Maya menyentuh pundak Zia. "Yah, maafin Tante."

Zia menggeleng. "Gakpapa kok, Tan."

"Terus kamu tinggal sama siapa? Ada sodara?"

"Aku anak tunggal, sementara ini ya tinggal sendiri. Tapi tetanggaku pada baik, Tan, mereka juga sering ngasih masakannya, terus perhatian juga." Zia sengaja menjelaskan lebih, agar kisah hidupnya tidak terdengar semenyedihkan itu.

"Radit, jagain Zia, kasian dia pasti butuh teman."

"Iya, Mah. Kita emang temenan baik, yakan, Zia?"

Zia mengangguk. "Bener, Radit baik banget sama aku, Tan."

Maya tersenyum hangat. "Tante paham banget di posisi kamu, pasti kesepian, ya?
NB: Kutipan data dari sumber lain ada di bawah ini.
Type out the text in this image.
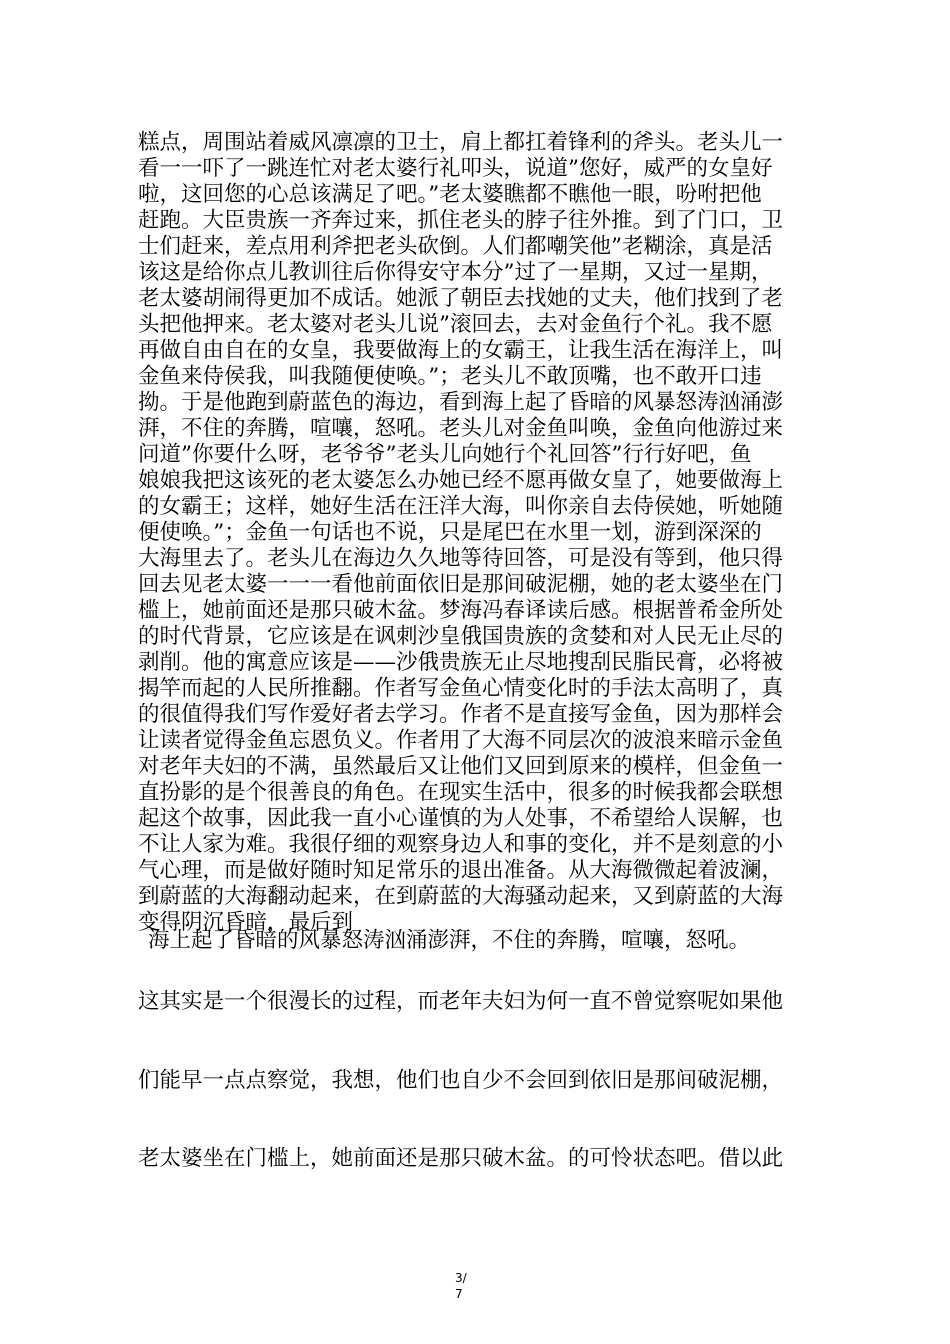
糕点，周围站着威风凛凛的卫士，肩上都扛着锋利的斧头。老头儿一
看一一吓了一跳连忙对老太婆行礼叩头，说道”您好，威严的女皇好
啦，这回您的心总该满足了吧。”老太婆瞧都不瞧他一眼，吩咐把他
赶跑。大臣贵族一齐奔过来，抓住老头的脖子往外推。到了门口，卫
士们赶来，差点用利斧把老头砍倒。人们都嘲笑他”老糊涂，真是活
该这是给你点儿教训往后你得安守本分”过了一星期，又过一星期，
老太婆胡闹得更加不成话。她派了朝臣去找她的丈夫，他们找到了老
头把他押来。老太婆对老头儿说”滚回去，去对金鱼行个礼。我不愿
再做自由自在的女皇，我要做海上的女霸王，让我生活在海洋上，叫
金鱼来侍侯我，叫我随便使唤。”；老头儿不敢顶嘴，也不敢开口违
拗。于是他跑到蔚蓝色的海边，看到海上起了昏暗的风暴怒涛汹涌澎
湃，不住的奔腾，喧嚷，怒吼。老头儿对金鱼叫唤，金鱼向他游过来
问道”你要什么呀，老爷爷”老头儿向她行个礼回答”行行好吧，鱼
娘娘我把这该死的老太婆怎么办她已经不愿再做女皇了，她要做海上
的女霸王；这样，她好生活在汪洋大海，叫你亲自去侍侯她，听她随
便使唤。”；金鱼一句话也不说，只是尾巴在水里一划，游到深深的
大海里去了。老头儿在海边久久地等待回答，可是没有等到，他只得
回去见老太婆一一一看他前面依旧是那间破泥棚，她的老太婆坐在门
槛上，她前面还是那只破木盆。梦海冯春译读后感。根据普希金所处
的时代背景，它应该是在讽刺沙皇俄国贵族的贪婪和对人民无止尽的
剥削。他的寓意应该是——沙俄贵族无止尽地搜刮民脂民膏，必将被
揭竿而起的人民所推翻。作者写金鱼心情变化时的手法太高明了，真
的很值得我们写作爱好者去学习。作者不是直接写金鱼，因为那样会
让读者觉得金鱼忘恩负义。作者用了大海不同层次的波浪来暗示金鱼
对老年夫妇的不满，虽然最后又让他们又回到原来的模样，但金鱼一
直扮影的是个很善良的角色。在现实生活中，很多的时候我都会联想
起这个故事，因此我一直小心谨慎的为人处事，不希望给人误解，也
不让人家为难。我很仔细的观察身边人和事的变化，并不是刻意的小
气心理，而是做好随时知足常乐的退出准备。从大海微微起着波澜，
到蔚蓝的大海翻动起来，在到蔚蓝的大海骚动起来，又到蔚蓝的大海
变得阴沉昏暗，最后到
海上起了昏暗的风暴怒涛汹涌澎湃，不住的奔腾，喧嚷，怒吼。
这其实是一个很漫长的过程，而老年夫妇为何一直不曾觉察呢如果他
们能早一点点察觉，我想，他们也自少不会回到依旧是那间破泥棚，
老太婆坐在门槛上，她前面还是那只破木盆。的可怜状态吧。借以此
3/
7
Dulu Tante juga gitu, orang tua Tante cerai, jadinya Tante tinggal sama Nenek. Cuma Nenek satu-satunya teman curhat terbaik Tante sampai ketemu Papanya Radit."
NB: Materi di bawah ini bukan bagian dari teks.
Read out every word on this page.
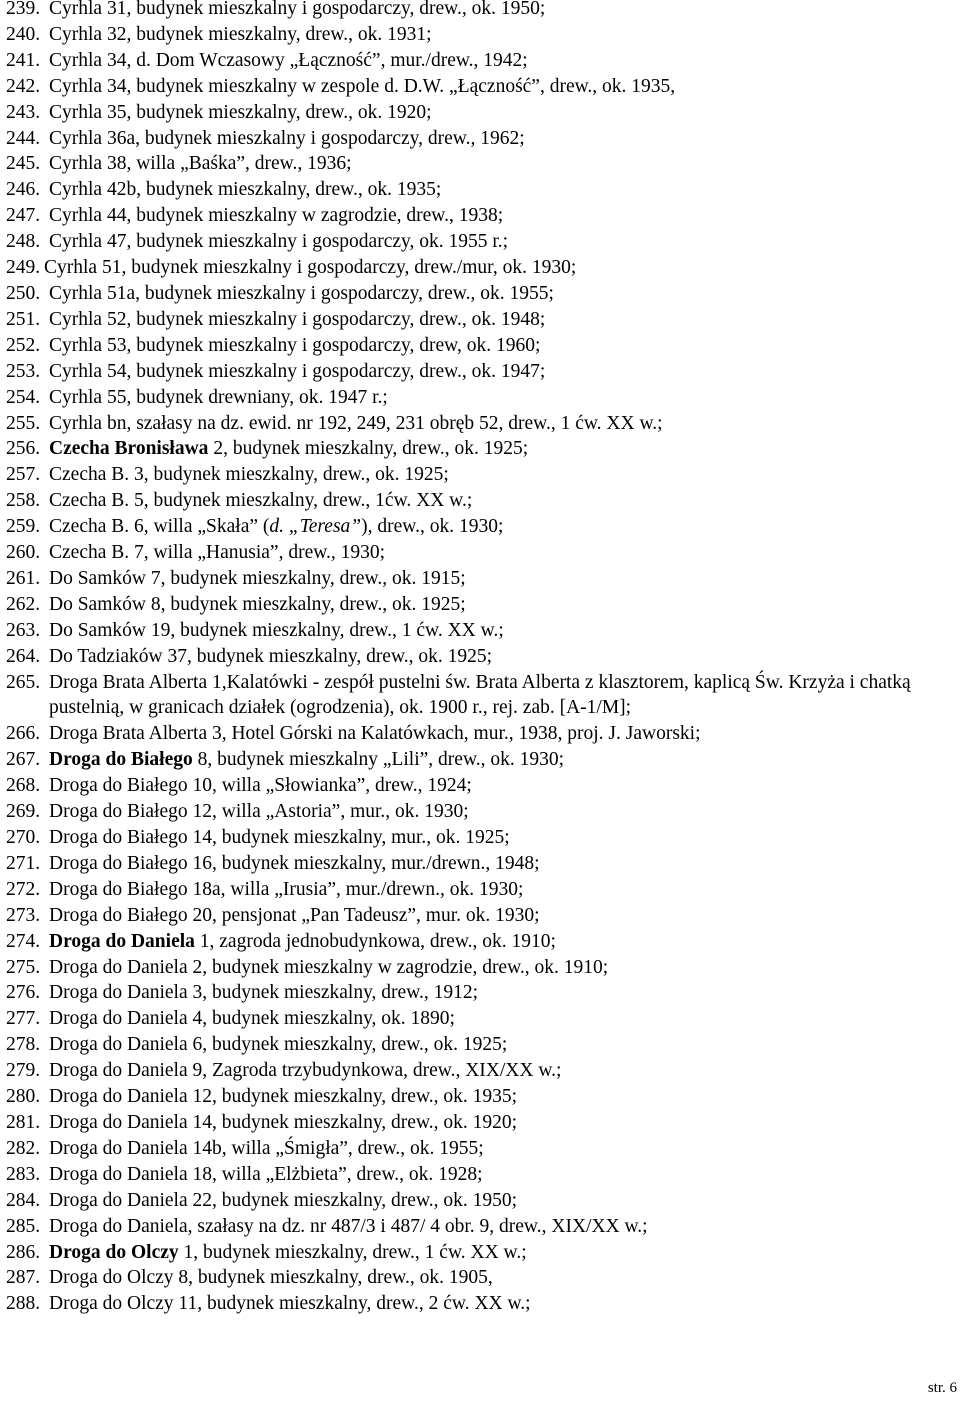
239. Cyrhla 31, budynek mieszkalny i gospodarczy, drew., ok. 1950;
240. Cyrhla 32, budynek mieszkalny, drew., ok. 1931;
241. Cyrhla 34, d. Dom Wczasowy „Łączność”, mur./drew., 1942;
242. Cyrhla 34, budynek mieszkalny w zespole d. D.W. „Łączność”, drew., ok. 1935,
243. Cyrhla 35, budynek mieszkalny, drew., ok. 1920;
244. Cyrhla 36a, budynek mieszkalny i gospodarczy, drew., 1962;
245. Cyrhla 38, willa „Baśka”, drew., 1936;
246. Cyrhla 42b, budynek mieszkalny, drew., ok. 1935;
247. Cyrhla 44, budynek mieszkalny w zagrodzie, drew., 1938;
248. Cyrhla 47, budynek mieszkalny i gospodarczy, ok. 1955 r.;
249. Cyrhla 51, budynek mieszkalny i gospodarczy, drew./mur, ok. 1930;
250. Cyrhla 51a, budynek mieszkalny i gospodarczy, drew., ok. 1955;
251. Cyrhla 52, budynek mieszkalny i gospodarczy, drew., ok. 1948;
252. Cyrhla 53, budynek mieszkalny i gospodarczy, drew, ok. 1960;
253. Cyrhla 54, budynek mieszkalny i gospodarczy, drew., ok. 1947;
254. Cyrhla 55, budynek drewniany, ok. 1947 r.;
255. Cyrhla bn, szałasy na dz. ewid. nr 192, 249, 231 obręb 52, drew., 1 ćw. XX w.;
256. Czecha Bronisława 2, budynek mieszkalny, drew., ok. 1925;
257. Czecha B. 3, budynek mieszkalny, drew., ok. 1925;
258. Czecha B. 5, budynek mieszkalny, drew., 1ćw. XX w.;
259. Czecha B. 6, willa „Skała” (d. „Teresa”), drew., ok. 1930;
260. Czecha B. 7, willa „Hanusia”, drew., 1930;
261. Do Samków 7, budynek mieszkalny, drew., ok. 1915;
262. Do Samków 8, budynek mieszkalny, drew., ok. 1925;
263. Do Samków 19, budynek mieszkalny, drew., 1 ćw. XX w.;
264. Do Tadziaków 37, budynek mieszkalny, drew., ok. 1925;
265. Droga Brata Alberta 1,Kalatówki - zespół pustelni św. Brata Alberta z klasztorem, kaplicą Św. Krzyża i chatką pustelnią, w granicach działek (ogrodzenia), ok. 1900 r., rej. zab. [A-1/M];
266. Droga Brata Alberta 3, Hotel Górski na Kalatówkach, mur., 1938, proj. J. Jaworski;
267. Droga do Białego 8, budynek mieszkalny „Lili”, drew., ok. 1930;
268. Droga do Białego 10, willa „Słowianka”, drew., 1924;
269. Droga do Białego 12, willa „Astoria”, mur., ok. 1930;
270. Droga do Białego 14, budynek mieszkalny, mur., ok. 1925;
271. Droga do Białego 16, budynek mieszkalny, mur./drewn., 1948;
272. Droga do Białego 18a, willa „Irusia”, mur./drewn., ok. 1930;
273. Droga do Białego 20, pensjonat „Pan Tadeusz”, mur. ok. 1930;
274. Droga do Daniela 1, zagroda jednobudynkowa, drew., ok. 1910;
275. Droga do Daniela 2, budynek mieszkalny w zagrodzie, drew., ok. 1910;
276. Droga do Daniela 3, budynek mieszkalny, drew., 1912;
277. Droga do Daniela 4, budynek mieszkalny, ok. 1890;
278. Droga do Daniela 6, budynek mieszkalny, drew., ok. 1925;
279. Droga do Daniela 9, Zagroda trzybudynkowa, drew., XIX/XX w.;
280. Droga do Daniela 12, budynek mieszkalny, drew., ok. 1935;
281. Droga do Daniela 14, budynek mieszkalny, drew., ok. 1920;
282. Droga do Daniela 14b, willa „Śmigła”, drew., ok. 1955;
283. Droga do Daniela 18, willa „Elżbieta”, drew., ok. 1928;
284. Droga do Daniela 22, budynek mieszkalny, drew., ok. 1950;
285. Droga do Daniela, szałasy na dz. nr 487/3 i 487/ 4 obr. 9, drew., XIX/XX w.;
286. Droga do Olczy 1, budynek mieszkalny, drew., 1 ćw. XX w.;
287. Droga do Olczy 8, budynek mieszkalny, drew., ok. 1905,
288. Droga do Olczy 11, budynek mieszkalny, drew., 2 ćw. XX w.;
str. 6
Kali ini Zia hanya menanggapi dengan senyuman. Jujur saja sebenarnya dia bukan tipe yang pandai dalam obrolan begini.

"Melihat kamu pakai hijab begini, Tante jadi keingat koleksi terbaru butik Tante," ujar Maya menatap Zia dengan seksama sambil tersenyum. Dia kemudian berdiri. "Bentar, ya Tante tinggal dulu, sekalian manggilin Bi Marli, Tante gak bakat ngupas bawang."

Zia terkekeh. "Iya, Tante."

Zia melanjutkan pekerjaannya dengan lihai. Setelah mengupas semua bawang, dia menghaluskan semua bahan bumbunya dengan blender. Karena Radit belum selesai menghabiskan memotong kentang dan wortel itu, Zia turun tangan langsung. Mereka melakukannya bersama. Canda tawa menghiasi suasana, ditambah adiknya Radit juga ikut berpartisipasi. Zia sulit menahan tawa melihat hasil potongan Radit yang bentuknya tidak sesuai, terlalu kecil bahkan seperti dicincang.